Tijuana, épicentre du blocage
Aucune ville n’incarne mieux que Tijuana les effets de ce durcissement. Située à la frontière nord du Mexique, cette métropole constituait jusqu’à récemment la voie d’accès privilégiée des migrants mexicains et centraméricains vers les États-Unis. Elle est aujourd’hui devenue une impasse.
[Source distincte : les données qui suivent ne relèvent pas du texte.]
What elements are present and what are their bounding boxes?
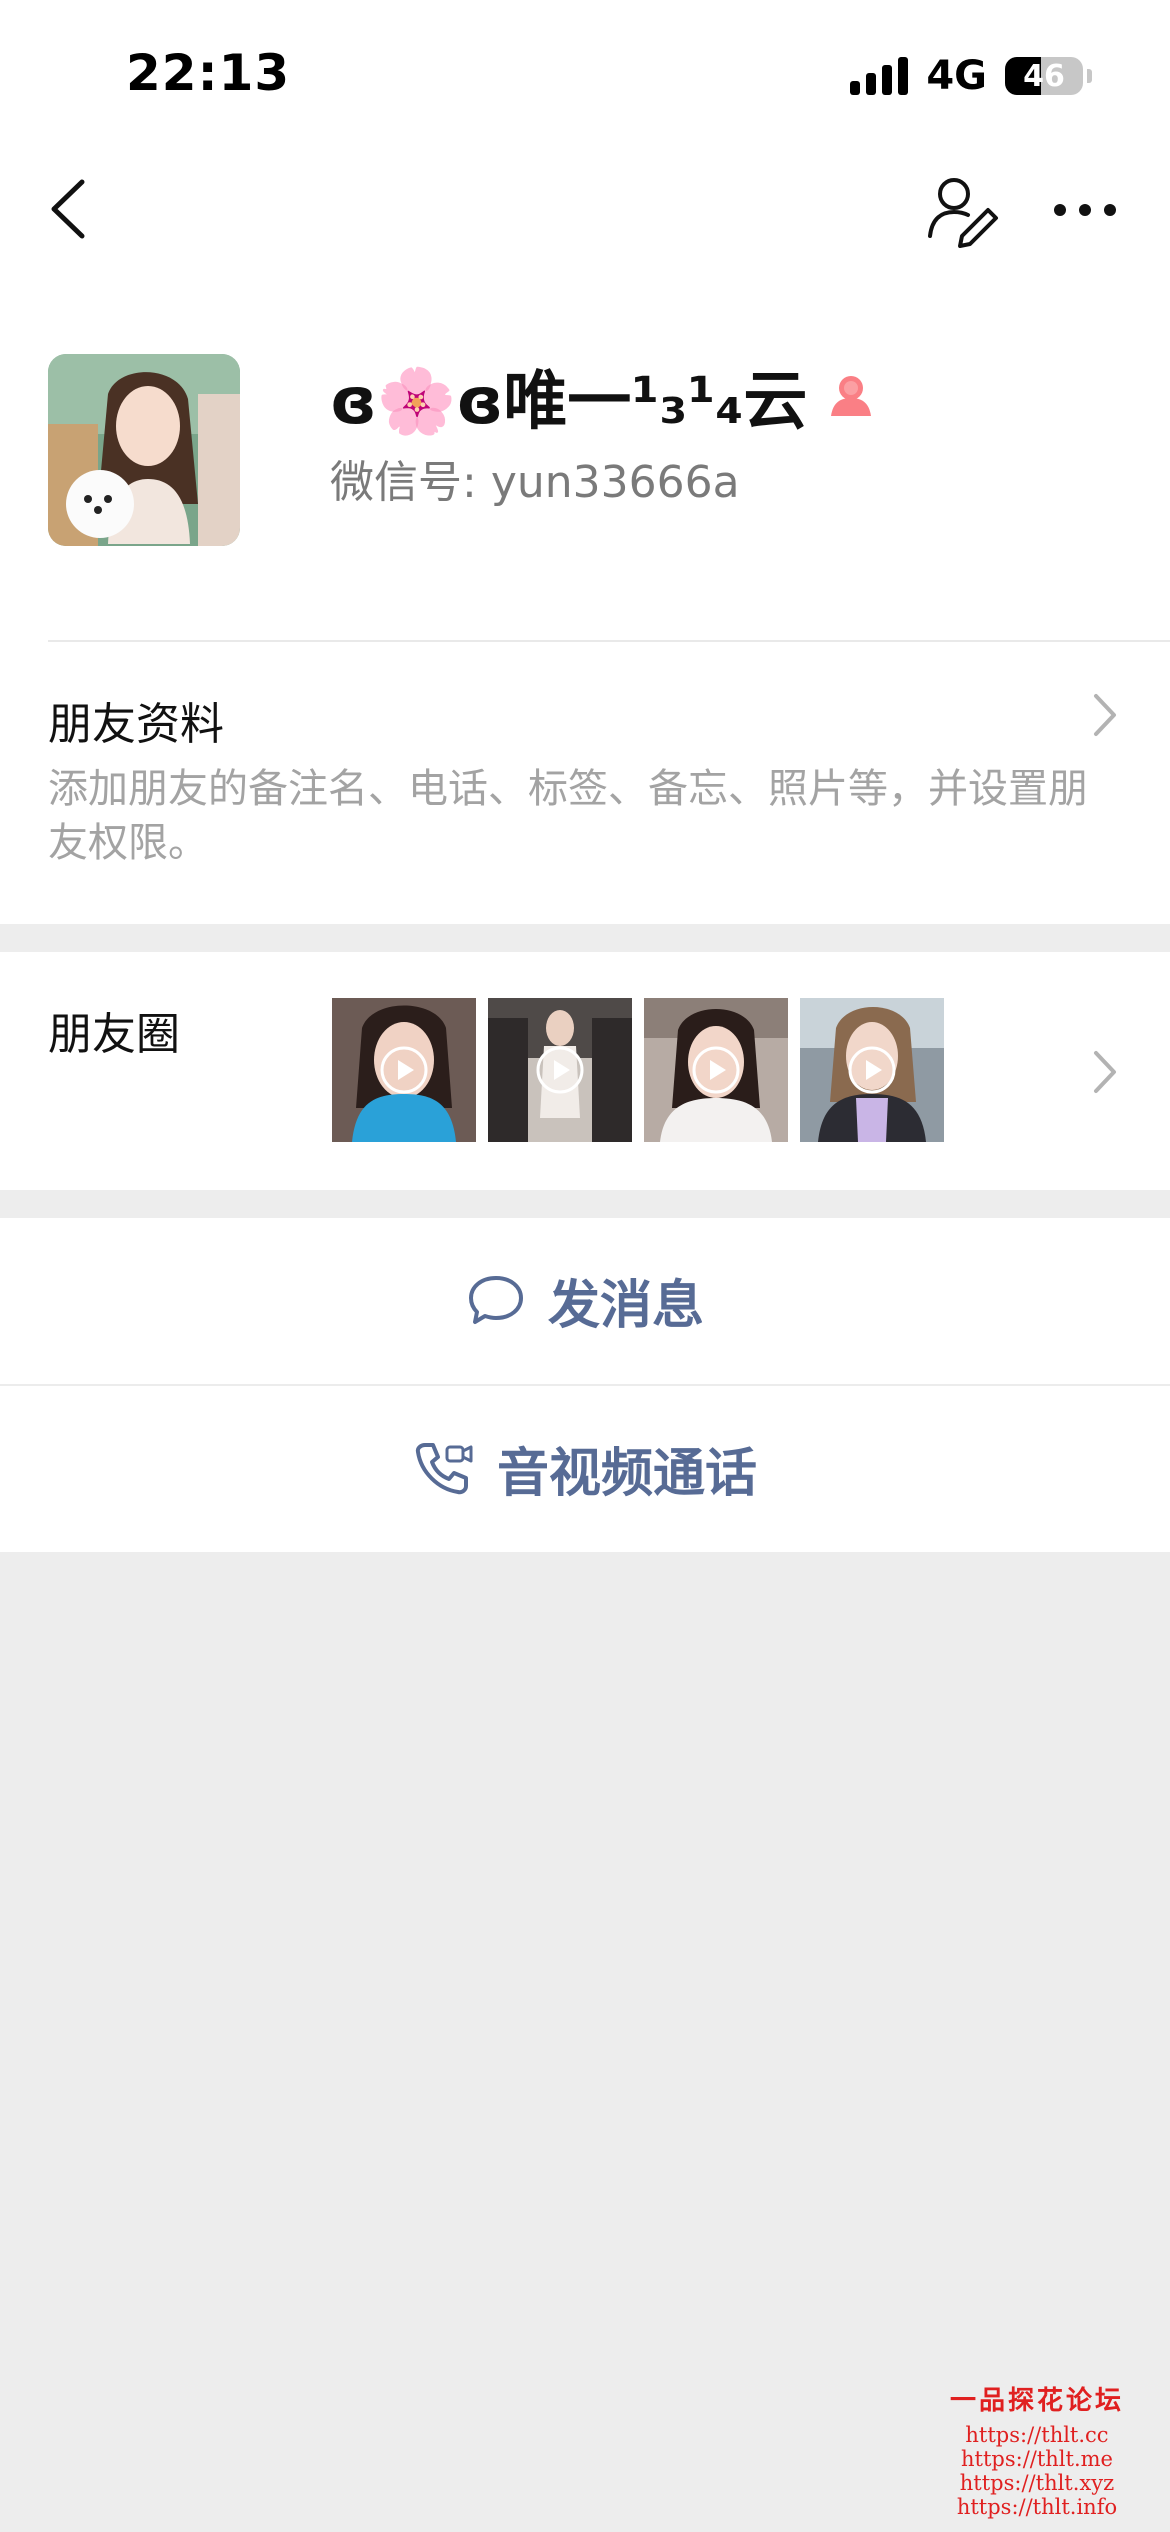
chevron-right-icon xyxy=(1094,1051,1116,1093)
send-message-label: 发消息 xyxy=(547,1275,704,1336)
nickname-row: ɞ🌸ɞ唯一¹₃¹₄云 xyxy=(330,350,877,442)
more-dots-icon[interactable] xyxy=(1050,180,1120,240)
network-type: 4G xyxy=(926,53,987,99)
moment-thumbnail[interactable] xyxy=(800,998,944,1142)
status-time: 22:13 xyxy=(126,44,291,102)
moments-thumbnails xyxy=(332,998,944,1142)
signal-icon xyxy=(850,57,909,95)
female-icon xyxy=(831,376,872,416)
battery-icon: 46 xyxy=(1005,57,1083,95)
moments-label: 朋友圈 xyxy=(48,1009,180,1060)
nav-bar xyxy=(0,150,1170,270)
chevron-left-icon[interactable] xyxy=(40,174,100,244)
friend-info-description: 添加朋友的备注名、电话、标签、备忘、照片等，并设置朋友权限。 xyxy=(48,766,1088,866)
moments-row[interactable]: 朋友圈 xyxy=(0,952,1170,1190)
edit-contact-icon[interactable] xyxy=(924,172,1000,248)
wechat-id: yun33666a xyxy=(490,457,740,508)
battery-cap xyxy=(1087,69,1092,83)
moment-thumbnail[interactable] xyxy=(332,998,476,1142)
video-call-label: 音视频通话 xyxy=(496,1443,757,1504)
watermark-title: 一品探花论坛 xyxy=(949,2386,1124,2416)
battery-level: 46 xyxy=(1023,58,1065,94)
video-call-button[interactable]: 音视频通话 xyxy=(0,1386,1170,1550)
watermark: 一品探花论坛 https://thlt.cc https://thlt.me h… xyxy=(950,2380,1124,2519)
moment-thumbnail[interactable] xyxy=(488,998,632,1142)
wechat-id-row: 微信号: yun33666a xyxy=(330,446,740,510)
watermark-link: https://thlt.cc xyxy=(965,2423,1109,2447)
watermark-link: https://thlt.info xyxy=(956,2495,1118,2519)
watermark-link: https://thlt.me xyxy=(961,2447,1113,2471)
actions-section: 发消息 音视频通话 xyxy=(0,1218,1170,1552)
status-indicators: 4G 46 xyxy=(850,53,1092,99)
wechat-id-label: 微信号: xyxy=(330,457,491,508)
nickname: ɞ🌸ɞ唯一¹₃¹₄云 xyxy=(330,365,808,439)
moment-thumbnail[interactable] xyxy=(644,998,788,1142)
chat-bubble-icon xyxy=(468,1276,523,1324)
chevron-right-icon xyxy=(1094,694,1116,736)
avatar[interactable] xyxy=(48,354,240,546)
friend-info-row[interactable]: 朋友资料 添加朋友的备注名、电话、标签、备忘、照片等，并设置朋友权限。 xyxy=(0,642,1170,924)
send-message-button[interactable]: 发消息 xyxy=(0,1218,1170,1382)
status-bar: 22:13 4G 46 xyxy=(0,0,1170,150)
phone-video-icon xyxy=(415,1443,473,1495)
profile-header: ɞ🌸ɞ唯一¹₃¹₄云 微信号: yun33666a xyxy=(0,270,1170,642)
friend-info-title: 朋友资料 xyxy=(48,699,224,750)
watermark-link: https://thlt.xyz xyxy=(959,2471,1115,2495)
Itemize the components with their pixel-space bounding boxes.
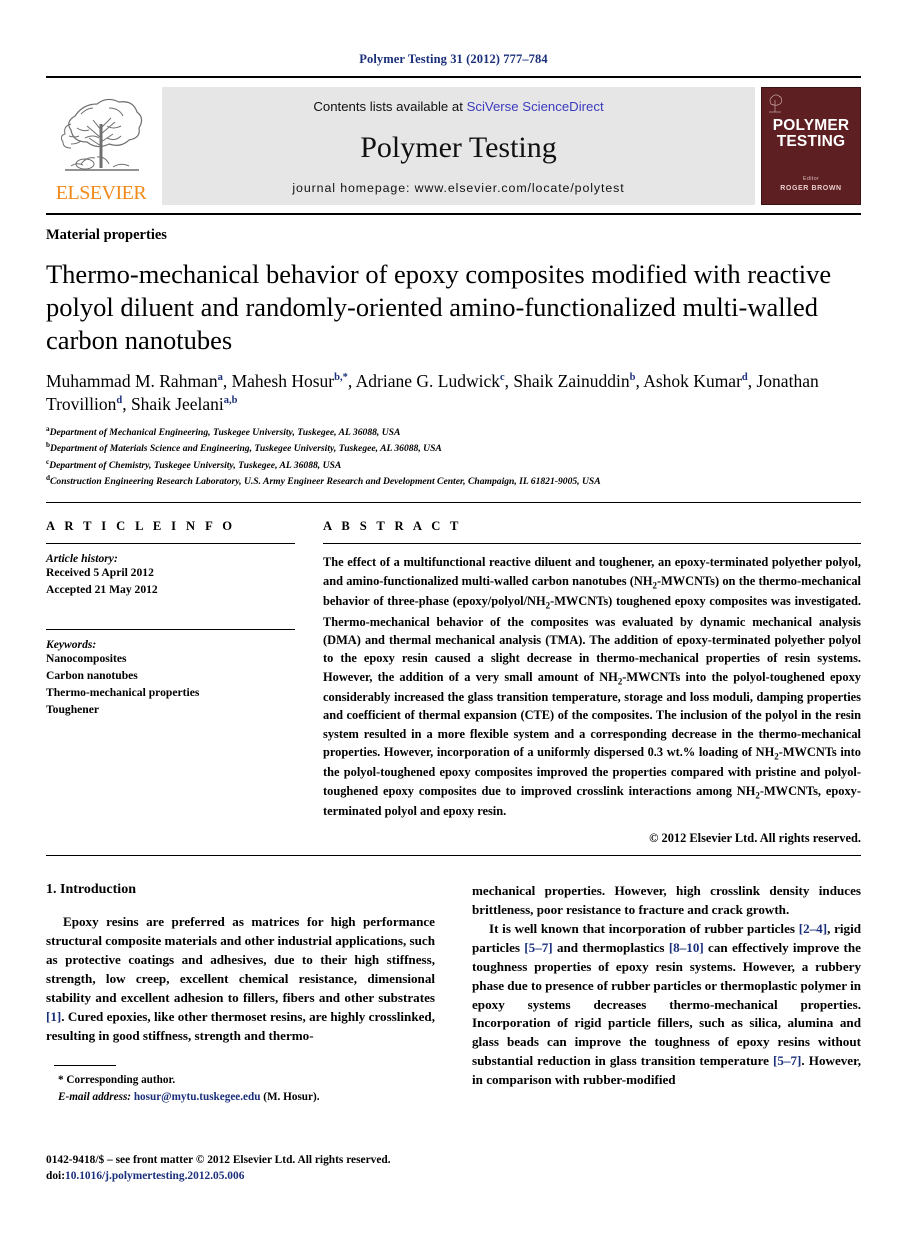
author-affiliation-mark: d [116,395,123,407]
doi-line: doi:10.1016/j.polymertesting.2012.05.006 [46,1168,391,1184]
doi-link[interactable]: 10.1016/j.polymertesting.2012.05.006 [65,1170,244,1182]
article-accepted-date: Accepted 21 May 2012 [46,582,158,596]
divider-title [46,502,861,504]
citation-ref[interactable]: [1] [46,1009,61,1024]
article-history-label: Article history: [46,552,118,566]
divider-keywords [46,629,295,631]
author-affiliation-mark: b,* [334,371,348,383]
author-name: Adriane G. Ludwick [355,370,500,391]
front-matter-line: 0142-9418/$ – see front matter © 2012 El… [46,1154,391,1166]
email-note: E-mail address: hosur@mytu.tuskegee.edu … [46,1089,435,1105]
body-column-right: mechanical properties. However, high cro… [472,882,861,1104]
citation-ref[interactable]: [2–4] [799,921,827,936]
author-name: Ashok Kumar [643,370,742,391]
affiliation-text: Department of Materials Science and Engi… [50,443,442,455]
article-section-kicker: Material properties [46,227,167,243]
cover-editor-name: ROGER BROWN [780,184,842,192]
body-columns: 1. Introduction Epoxy resins are preferr… [46,882,861,1104]
running-head: Polymer Testing 31 (2012) 777–784 [359,52,548,66]
cover-title: POLYMER TESTING [773,118,850,150]
journal-title: Polymer Testing [360,130,557,164]
affiliation-list: aDepartment of Mechanical Engineering, T… [46,424,861,489]
journal-homepage-link[interactable]: journal homepage: www.elsevier.com/locat… [292,181,624,195]
affiliation-item: bDepartment of Materials Science and Eng… [46,440,861,456]
affiliation-text: Department of Mechanical Engineering, Tu… [49,427,401,439]
footnote-block: * Corresponding author. E-mail address: … [46,1065,435,1104]
email-link[interactable]: hosur@mytu.tuskegee.edu [134,1091,261,1103]
article-info-column: A R T I C L E I N F O Article history: R… [46,519,295,846]
article-info-heading: A R T I C L E I N F O [46,519,236,534]
author-name: Mahesh Hosur [231,370,335,391]
keyword-item: Thermo-mechanical properties [46,685,200,699]
journal-cover-thumbnail: POLYMER TESTING Editor ROGER BROWN [761,87,861,205]
footnote-divider [54,1065,116,1067]
cover-elsevier-tree-icon [769,94,783,113]
abstract-column: A B S T R A C T The effect of a multifun… [323,519,861,846]
intro-paragraph-1: Epoxy resins are preferred as matrices f… [46,914,435,1043]
affiliation-item: aDepartment of Mechanical Engineering, T… [46,424,861,440]
author-affiliation-mark: b [629,371,636,383]
introduction-heading: 1. Introduction [46,882,136,898]
divider-top [46,76,861,78]
corresponding-author-note: * Corresponding author. [58,1074,176,1087]
email-label: E-mail address: [58,1090,132,1103]
affiliation-text: Department of Chemistry, Tuskegee Univer… [49,459,342,471]
author-affiliation-mark: d [741,371,748,383]
author-affiliation-mark: a,b [223,395,238,407]
intro-paragraph-2: It is well known that incorporation of r… [472,921,861,1087]
elsevier-logo: ELSEVIER [46,87,156,205]
citation-ref[interactable]: [8–10] [669,940,704,955]
keyword-item: Carbon nanotubes [46,669,138,683]
keyword-list: Nanocomposites Carbon nanotubes Thermo-mec… [46,651,295,718]
abstract-heading: A B S T R A C T [323,519,462,534]
citation-ref[interactable]: [5–7] [524,940,552,955]
citation-ref[interactable]: [5–7] [773,1053,801,1068]
intro-paragraph-1-cont: mechanical properties. However, high cro… [472,883,861,918]
keywords-label: Keywords: [46,638,97,652]
doi-label: doi: [46,1170,65,1183]
affiliation-text: Construction Engineering Research Labora… [50,476,601,488]
divider-article-info [46,543,295,545]
page-footer: 0142-9418/$ – see front matter © 2012 El… [46,1152,391,1184]
keyword-item: Toughener [46,702,100,716]
abstract-text: The effect of a multifunctional reactive… [323,555,861,819]
article-page: Polymer Testing 31 (2012) 777–784 ELSEVI… [0,0,907,1238]
info-abstract-row: A R T I C L E I N F O Article history: R… [46,519,861,846]
abstract-copyright: © 2012 Elsevier Ltd. All rights reserved… [649,831,861,846]
body-column-left: 1. Introduction Epoxy resins are preferr… [46,882,435,1104]
journal-masthead: ELSEVIER Contents lists available at Sci… [46,87,861,205]
affiliation-item: dConstruction Engineering Research Labor… [46,473,861,489]
author-list: Muhammad M. Rahmana, Mahesh Hosurb,*, Ad… [46,370,819,414]
divider-abstract [323,543,861,545]
elsevier-tree-icon [60,98,143,171]
elsevier-wordmark: ELSEVIER [55,182,147,204]
journal-banner: Contents lists available at SciVerse Sci… [162,87,755,205]
cover-title-line2: TESTING [776,132,846,150]
contents-available-line: Contents lists available at SciVerse Sci… [313,99,603,114]
author-name: Shaik Zainuddin [513,370,630,391]
page-title: Thermo-mechanical behavior of epoxy comp… [46,259,832,355]
divider-masthead [46,213,861,215]
author-affiliation-mark: c [500,371,505,383]
cover-title-line1: POLYMER [772,117,850,134]
author-affiliation-mark: a [217,371,223,383]
cover-editor-label: Editor [802,175,820,182]
keyword-item: Nanocomposites [46,652,127,666]
article-received-date: Received 5 April 2012 [46,566,154,580]
divider-abstract-bottom [46,855,861,857]
sciencedirect-link[interactable]: SciVerse ScienceDirect [467,99,604,114]
author-name: Shaik Jeelani [130,393,224,414]
email-suffix: (M. Hosur). [260,1090,320,1103]
affiliation-item: cDepartment of Chemistry, Tuskegee Unive… [46,457,861,473]
contents-prefix: Contents lists available at [313,99,467,114]
author-name: Muhammad M. Rahman [46,370,218,391]
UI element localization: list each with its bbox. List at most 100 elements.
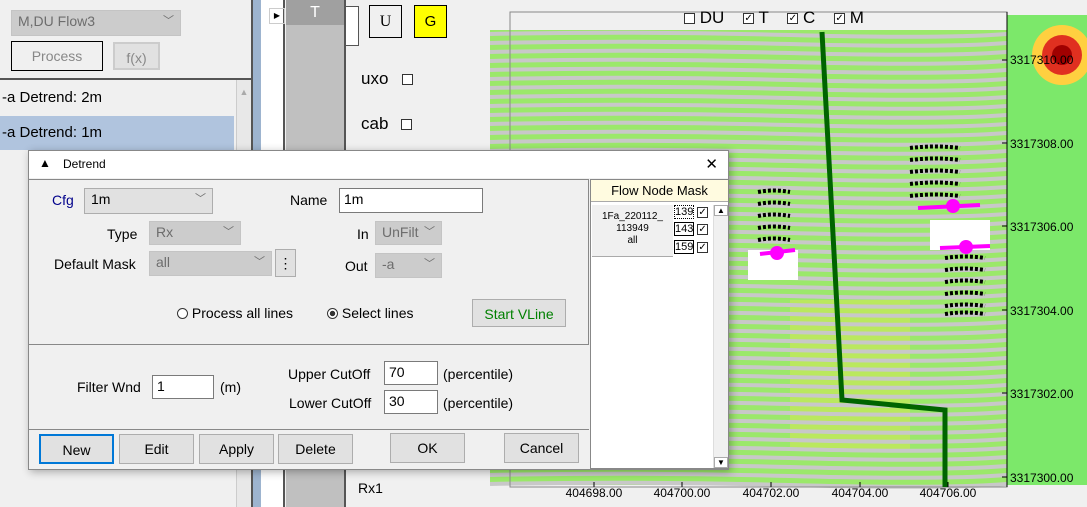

À ceux qui ont vu leur progression stoppée net s’ajoutent désormais les personnes renvoyées par les autorités américaines, souvent sans aucun statut légal sur le sol mexicain.
Une ville parmi les plus dangereuses du monde
Classée comme l’une des localités les plus violentes de la planète, Tijuana cumule les fragilités. La criminalité y est endémique, alimentée par les cartels de la drogue. L’arrivée massive de migrants en situation irrégulière ou sans ressources accentue la pression sur les infrastructures et les services sociaux, déjà sous tension. Pourtant, malgré ce contexte sécuritaire dégradé, des formes de solidarité émergent pour tenter d’accueillir et d’assister ces populations bloquées.
Un contexte mondial : le Mondial 2026
Paradoxalement, cette même ville accueillera dans les prochains mois l’équipe nationale de football d’Iran, qui doit y installer son camp de base pour la Coupe du monde 2026, coorganisée par les États-Unis, le Canada et le Mexique. Ce choix illustre les contradictions d’un territoire devenu à la fois symbole du rêve américain anéanti et plateforme logistique pour un événement sportif planétaire.
Des migrants livrés à eux-mêmes
Les témoignages recueillis sur place par les envoyés spéciaux dépeignent une situation de grand dénuement. Sans perspective légale pour franchir la frontière et sans sécurité juridique au Mexique, de nombreux migrants errent dans les rues de Tijuana. Les associations et les bénévoles locaux tentent de pallier les carences des pouvoirs publics, mais les moyens manquent. La ville, autrefois étape vers un avenir meilleur, est devenue un terminus pour ceux qui espéraient atteindre les États-Unis.